We consider a stochastic variant of the NP-hard 0/1 knapsack problem in which item values are deterministic and item sizes are random variables with known arbitrary distributions. These distributions depend on a common random variable θ denoting the state of the nature. We assume that if we fix a value of θ, then the size variables are independent. So θ induces a limited dependency among the sizes of different items. Items are placed in the knapsack sequentially, and the act of placing an item in the knapsack instantiates its size. The goal is to compute a policy that maximizes the expected value of items successfully placed in the knapsack, where the final overflowing item contributes no value. We consider both non-adaptive policies (that designate a priori a fixed permutation of items to insert) and adaptive policies (that can make dynamic decisions based on the instantiated sizes of items placed in the knapsack thus far). Our work characterizes the benefit of adaptivity. For this purpose we use a measure called the adaptivity gap: the supremum over instances of the ratio between the expected value obtained by an optimal adaptive policy and the expected value obtained by an optimal non-adaptive policy. We study this measure as a function of the cardinality of the support of θ. Assuming that the support of θ has at most k values, we show a lower bound of Ω(k) and an upper bound of O(k) on the adaptivity gap in our model.
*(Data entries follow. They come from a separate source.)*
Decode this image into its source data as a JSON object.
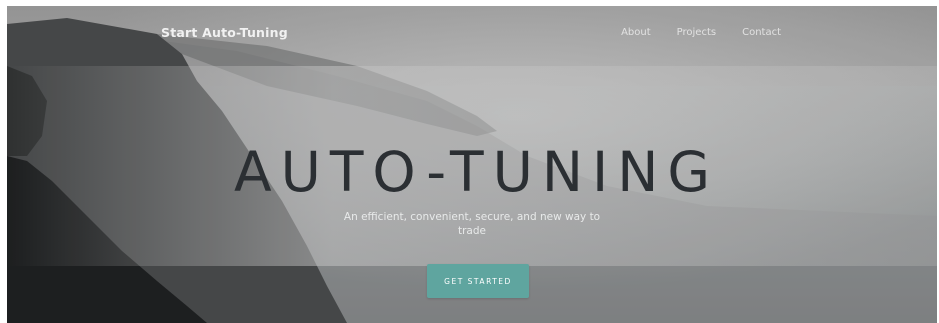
{
  "nav": {
    "brand": "Start Auto-Tuning",
    "links": [
      {
        "label": "About"
      },
      {
        "label": "Projects"
      },
      {
        "label": "Contact"
      }
    ]
  },
  "hero": {
    "title": "AUTO-TUNING",
    "subtitle": "An efficient, convenient, secure, and new way to trade",
    "cta_label": "GET STARTED"
  },
  "colors": {
    "accent": "#5fa59f",
    "title_text": "#2b2f33",
    "nav_text": "#e9e9e9"
  }
}
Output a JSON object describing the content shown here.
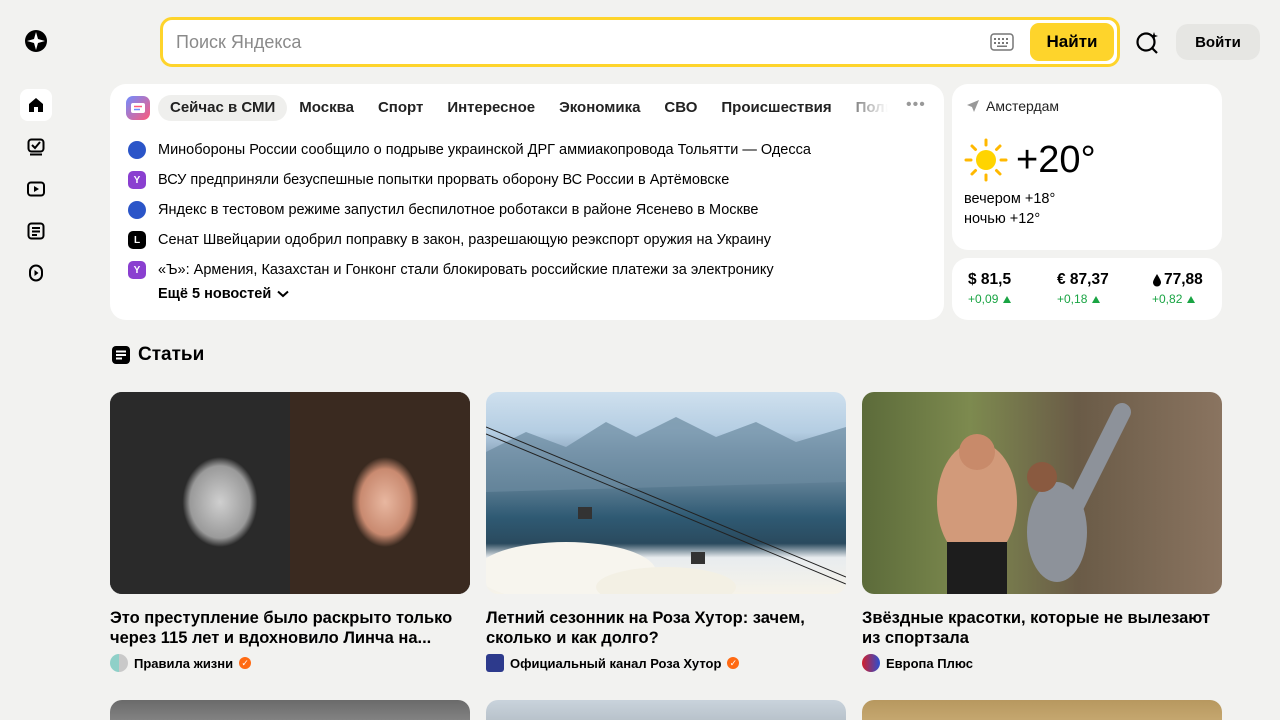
{
  "search": {
    "placeholder": "Поиск Яндекса",
    "find_label": "Найти"
  },
  "header": {
    "login_label": "Войти"
  },
  "news": {
    "tabs": [
      "Сейчас в СМИ",
      "Москва",
      "Спорт",
      "Интересное",
      "Экономика",
      "СВО",
      "Происшествия",
      "Политика"
    ],
    "items": [
      "Минобороны России сообщило о подрыве украинской ДРГ аммиакопровода Тольятти — Одесса",
      "ВСУ предприняли безуспешные попытки прорвать оборону ВС России в Артёмовске",
      "Яндекс в тестовом режиме запустил беспилотное роботакси в районе Ясенево в Москве",
      "Сенат Швейцарии одобрил поправку в закон, разрешающую реэкспорт оружия на Украину",
      "«Ъ»: Армения, Казахстан и Гонконг стали блокировать российские платежи за электронику"
    ],
    "more_label": "Ещё 5 новостей"
  },
  "weather": {
    "city": "Амстердам",
    "temp": "+20°",
    "evening": "вечером +18°",
    "night": "ночью +12°"
  },
  "rates": [
    {
      "value": "$ 81,5",
      "change": "+0,09"
    },
    {
      "value": "€ 87,37",
      "change": "+0,18"
    },
    {
      "value": "77,88",
      "change": "+0,82"
    }
  ],
  "articles": {
    "section_title": "Статьи",
    "items": [
      {
        "title": "Это преступление было раскрыто только через 115 лет и вдохновило Линча на...",
        "source": "Правила жизни"
      },
      {
        "title": "Летний сезонник на Роза Хутор: зачем, сколько и как долго?",
        "source": "Официальный канал Роза Хутор"
      },
      {
        "title": "Звёздные красотки, которые не вылезают из спортзала",
        "source": "Европа Плюс"
      }
    ]
  },
  "colors": {
    "accent": "#fed42b",
    "positive": "#19a443",
    "verified": "#ff6a13"
  }
}
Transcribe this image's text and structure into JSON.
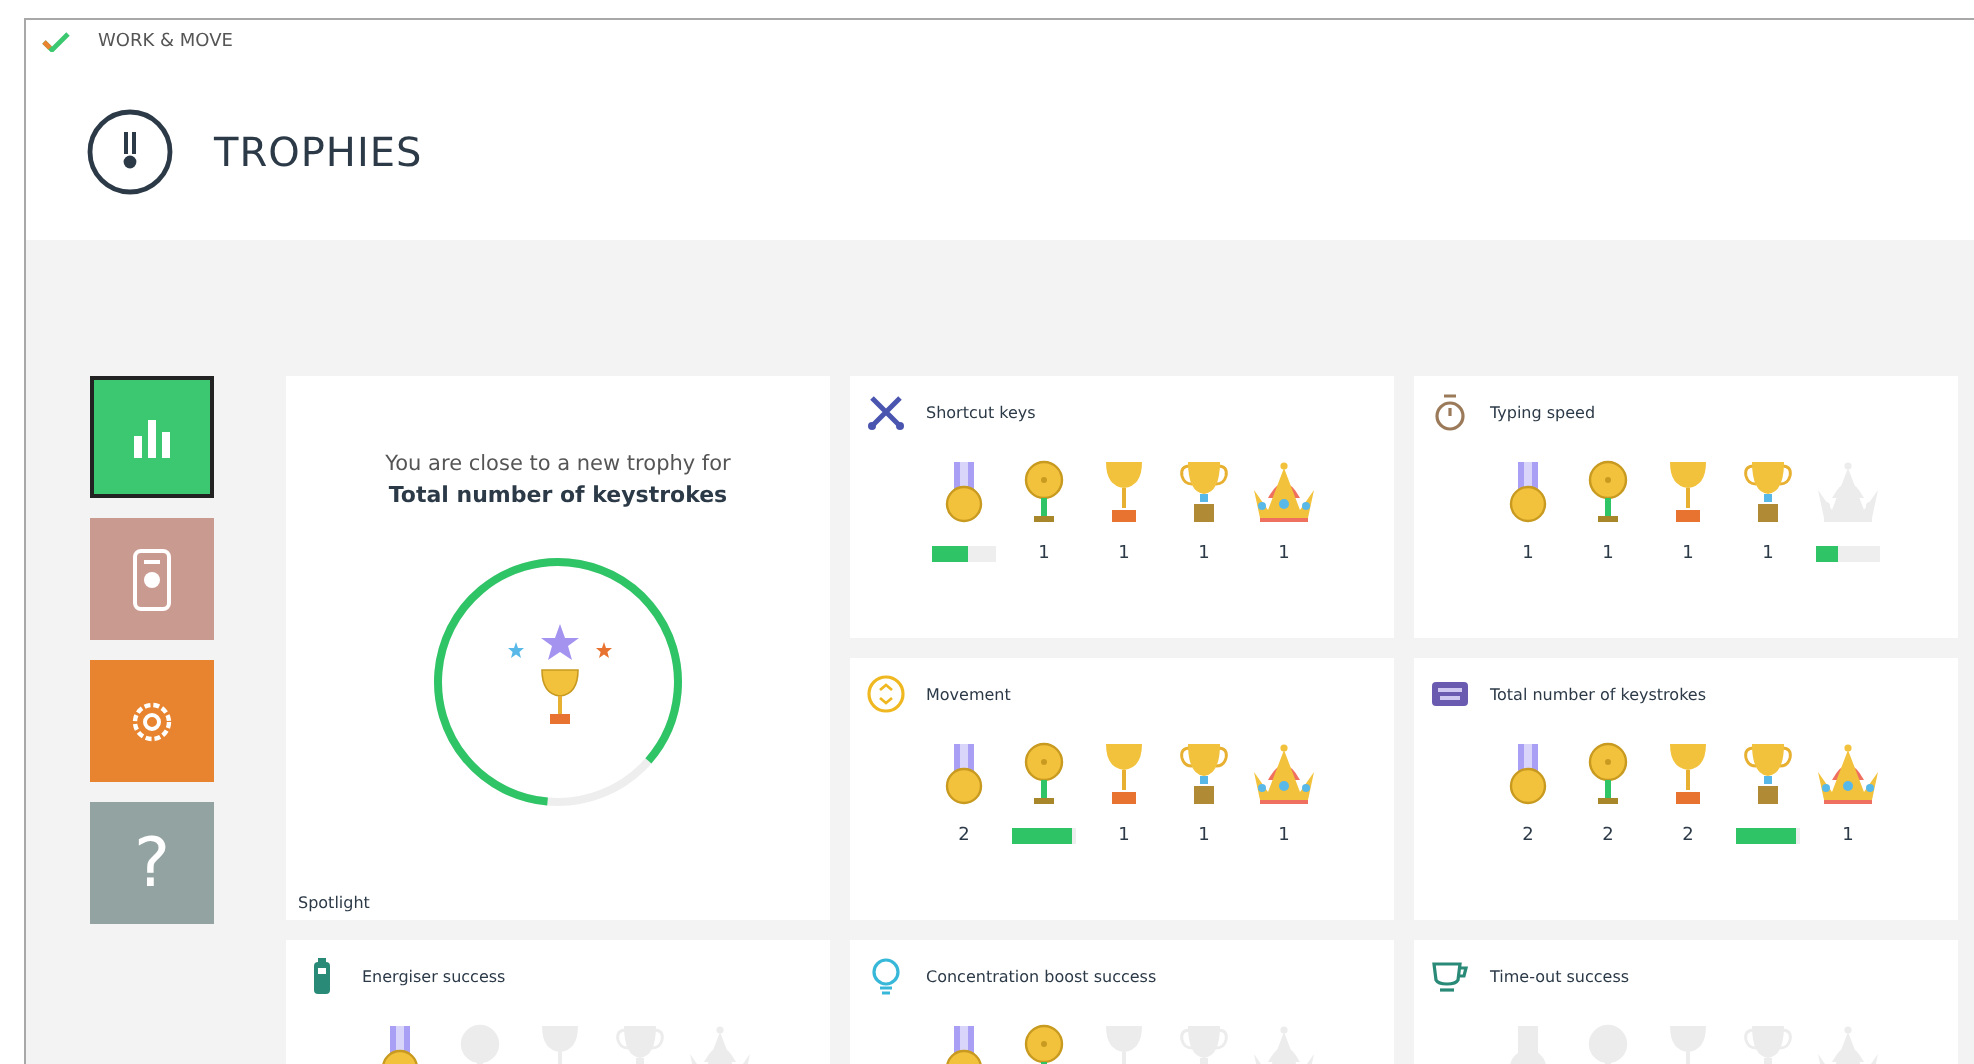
{
  "app": {
    "name": "WORK & MOVE"
  },
  "page": {
    "title": "TROPHIES"
  },
  "sidebar": [
    {
      "kind": "stats",
      "selected": true,
      "color": "#3cc870"
    },
    {
      "kind": "device",
      "selected": false,
      "color": "#c99a90"
    },
    {
      "kind": "settings",
      "selected": false,
      "color": "#e8842f"
    },
    {
      "kind": "help",
      "label": "?",
      "selected": false,
      "color": "#93a3a1"
    }
  ],
  "spotlight": {
    "intro": "You are close to a new trophy for",
    "category": "Total number of keystrokes",
    "level": 0.85,
    "label": "Spotlight"
  },
  "categories": [
    {
      "title": "Shortcut keys",
      "tiers": [
        {
          "kind": "medal",
          "earned": true,
          "level": 0.55
        },
        {
          "kind": "coin",
          "earned": true,
          "count": "1"
        },
        {
          "kind": "cup",
          "earned": true,
          "count": "1"
        },
        {
          "kind": "trophy",
          "earned": true,
          "count": "1"
        },
        {
          "kind": "crown",
          "earned": true,
          "count": "1"
        }
      ]
    },
    {
      "title": "Typing speed",
      "tiers": [
        {
          "kind": "medal",
          "earned": true,
          "count": "1"
        },
        {
          "kind": "coin",
          "earned": true,
          "count": "1"
        },
        {
          "kind": "cup",
          "earned": true,
          "count": "1"
        },
        {
          "kind": "trophy",
          "earned": true,
          "count": "1"
        },
        {
          "kind": "crown",
          "earned": false,
          "level": 0.35
        }
      ]
    },
    {
      "title": "Movement",
      "tiers": [
        {
          "kind": "medal",
          "earned": true,
          "count": "2"
        },
        {
          "kind": "coin",
          "earned": true,
          "level": 0.95
        },
        {
          "kind": "cup",
          "earned": true,
          "count": "1"
        },
        {
          "kind": "trophy",
          "earned": true,
          "count": "1"
        },
        {
          "kind": "crown",
          "earned": true,
          "count": "1"
        }
      ]
    },
    {
      "title": "Total number of keystrokes",
      "tiers": [
        {
          "kind": "medal",
          "earned": true,
          "count": "2"
        },
        {
          "kind": "coin",
          "earned": true,
          "count": "2"
        },
        {
          "kind": "cup",
          "earned": true,
          "count": "2"
        },
        {
          "kind": "trophy",
          "earned": true,
          "level": 0.95
        },
        {
          "kind": "crown",
          "earned": true,
          "count": "1"
        }
      ]
    },
    {
      "title": "Energiser success",
      "tiers": [
        {
          "kind": "medal",
          "earned": true
        },
        {
          "kind": "coin",
          "earned": false
        },
        {
          "kind": "cup",
          "earned": false
        },
        {
          "kind": "trophy",
          "earned": false
        },
        {
          "kind": "crown",
          "earned": false
        }
      ]
    },
    {
      "title": "Concentration boost success",
      "tiers": [
        {
          "kind": "medal",
          "earned": true
        },
        {
          "kind": "coin",
          "earned": true
        },
        {
          "kind": "cup",
          "earned": false
        },
        {
          "kind": "trophy",
          "earned": false
        },
        {
          "kind": "crown",
          "earned": false
        }
      ]
    },
    {
      "title": "Time-out success",
      "tiers": [
        {
          "kind": "medal",
          "earned": false
        },
        {
          "kind": "coin",
          "earned": false
        },
        {
          "kind": "cup",
          "earned": false
        },
        {
          "kind": "trophy",
          "earned": false
        },
        {
          "kind": "crown",
          "earned": false
        }
      ]
    }
  ]
}
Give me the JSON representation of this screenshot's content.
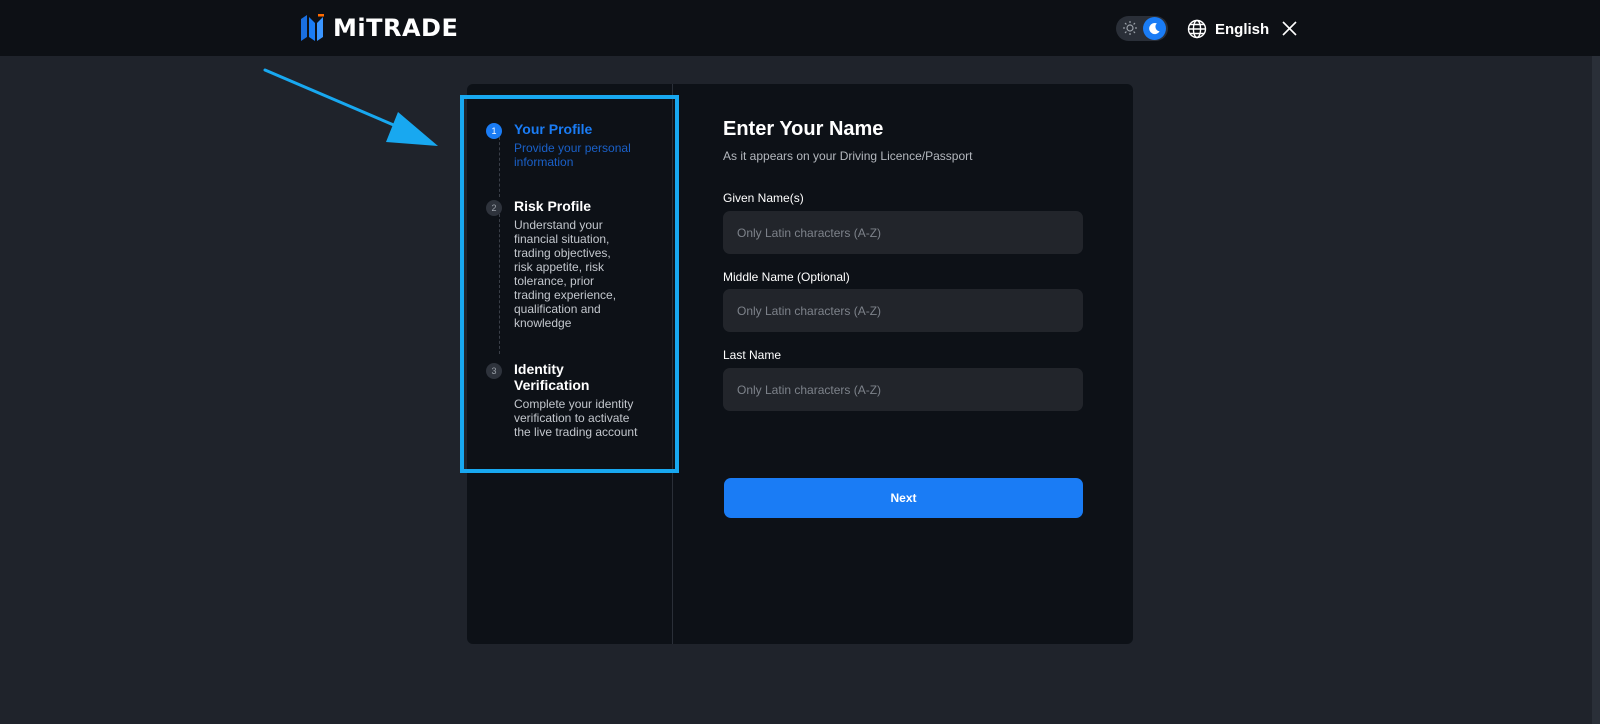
{
  "header": {
    "logo_text": "MiTRADE",
    "language": "English",
    "theme": "dark",
    "icons": [
      "logo-mark-icon",
      "sun-icon",
      "moon-icon",
      "globe-icon",
      "close-icon"
    ]
  },
  "steps": [
    {
      "number": "1",
      "title": "Your Profile",
      "description": "Provide your personal information",
      "active": true
    },
    {
      "number": "2",
      "title": "Risk Profile",
      "description": "Understand your financial situation, trading objectives, risk appetite, risk tolerance, prior trading experience, qualification and knowledge",
      "active": false
    },
    {
      "number": "3",
      "title": "Identity Verification",
      "description": "Complete your identity verification to activate the live trading account",
      "active": false
    }
  ],
  "form": {
    "title": "Enter Your Name",
    "subtitle": "As it appears on your Driving Licence/Passport",
    "fields": [
      {
        "label": "Given Name(s)",
        "placeholder": "Only Latin characters (A-Z)",
        "value": ""
      },
      {
        "label": "Middle Name (Optional)",
        "placeholder": "Only Latin characters (A-Z)",
        "value": ""
      },
      {
        "label": "Last Name",
        "placeholder": "Only Latin characters (A-Z)",
        "value": ""
      }
    ],
    "next_label": "Next"
  },
  "colors": {
    "accent": "#1a7cf5",
    "highlight_border": "#18a8f0",
    "panel_bg": "#0d1117",
    "page_bg": "#1f232b"
  }
}
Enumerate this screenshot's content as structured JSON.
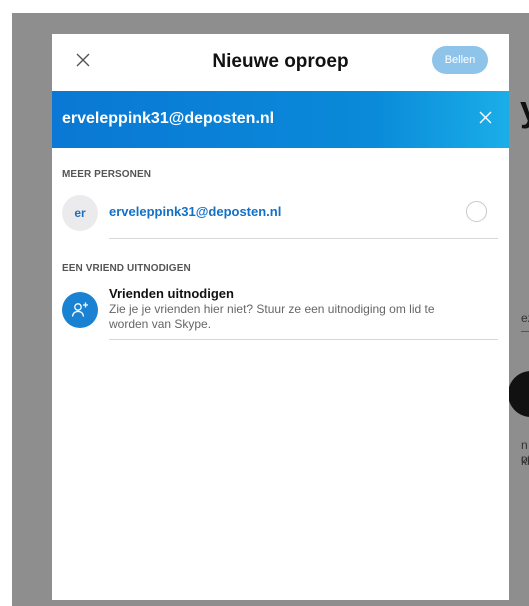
{
  "background_page": {
    "title_fragment": "y",
    "fragment_1": "ezi",
    "fragment_2": "n of",
    "fragment_3": "kba"
  },
  "dialog": {
    "title": "Nieuwe oproep",
    "close_icon": "close-icon",
    "call_button_label": "Bellen",
    "selected_banner": {
      "text": "erveleppink31@deposten.nl",
      "remove_icon": "close-icon"
    },
    "more_people": {
      "section_label": "MEER PERSONEN",
      "contacts": [
        {
          "avatar_initials": "er",
          "name": "erveleppink31@deposten.nl",
          "selected": false
        }
      ]
    },
    "invite_friend": {
      "section_label": "EEN VRIEND UITNODIGEN",
      "icon": "add-person-icon",
      "title": "Vrienden uitnodigen",
      "description": "Zie je je vrienden hier niet? Stuur ze een uitnodiging om lid te worden van Skype."
    }
  },
  "colors": {
    "accent": "#0a78d4",
    "call_button_disabled": "#8fc4ea",
    "overlay": "#8e8e8e"
  }
}
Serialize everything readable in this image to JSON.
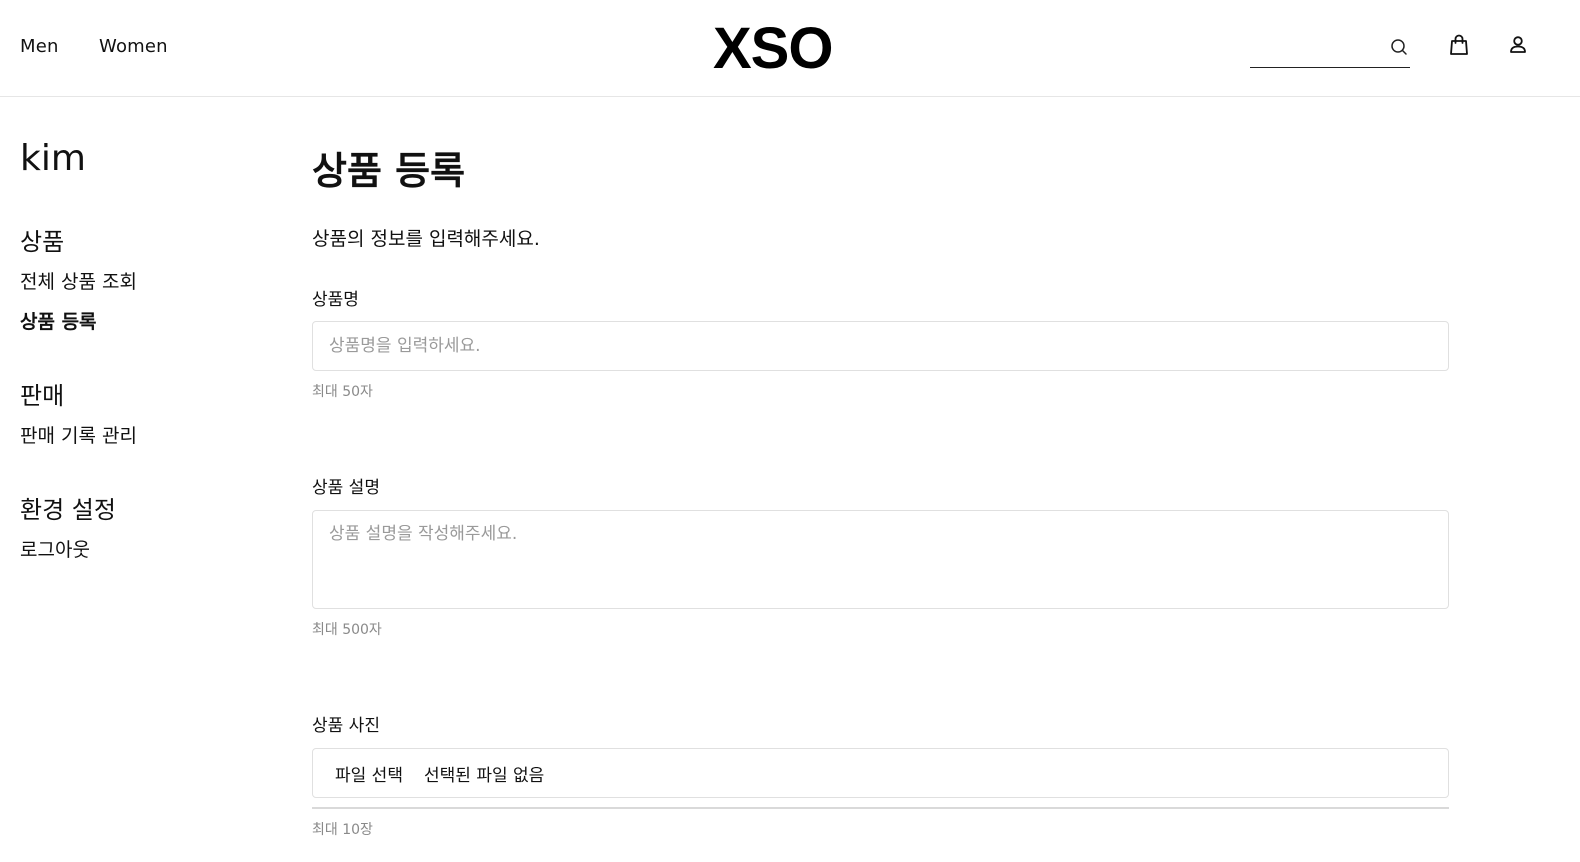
{
  "header": {
    "nav": [
      {
        "label": "Men"
      },
      {
        "label": "Women"
      }
    ],
    "logo": "XSO",
    "search": {
      "placeholder": "",
      "value": ""
    },
    "icons": {
      "search": "search-icon",
      "bag": "shopping-bag-icon",
      "user": "user-icon"
    }
  },
  "sidebar": {
    "username": "kim",
    "sections": [
      {
        "title": "상품",
        "items": [
          {
            "label": "전체 상품 조회",
            "active": false
          },
          {
            "label": "상품 등록",
            "active": true
          }
        ]
      },
      {
        "title": "판매",
        "items": [
          {
            "label": "판매 기록 관리",
            "active": false
          }
        ]
      },
      {
        "title": "환경 설정",
        "items": [
          {
            "label": "로그아웃",
            "active": false
          }
        ]
      }
    ]
  },
  "main": {
    "title": "상품 등록",
    "description": "상품의 정보를 입력해주세요.",
    "fields": {
      "name": {
        "label": "상품명",
        "placeholder": "상품명을 입력하세요.",
        "value": "",
        "hint": "최대 50자"
      },
      "description": {
        "label": "상품 설명",
        "placeholder": "상품 설명을 작성해주세요.",
        "value": "",
        "hint": "최대 500자"
      },
      "photos": {
        "label": "상품 사진",
        "button_label": "파일 선택",
        "status": "선택된 파일 없음",
        "hint": "최대 10장"
      }
    }
  },
  "colors": {
    "text": "#111111",
    "border": "#e0e0e0",
    "placeholder": "#9a9a9a",
    "hint": "#8a8a8a"
  }
}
We also introduce Ω(lnk) lower bound and O(lnk) upper bound for the case, where the following two additional assumptions hold. The first assumption is stochastic monotonicity of the sizes in terms of θ and the second is that the prior distribution of θ is uniform. We show that both assumptions are vital, i.e., one assumption without the other does not bring us to a sub-linear adaptivity gap. We further show that in the last O(lnk) upper bound on the price of adaptivity we cannot replace the assumption of stochastic monotonicity with the weaker assumption that the item sizes are positively correlated.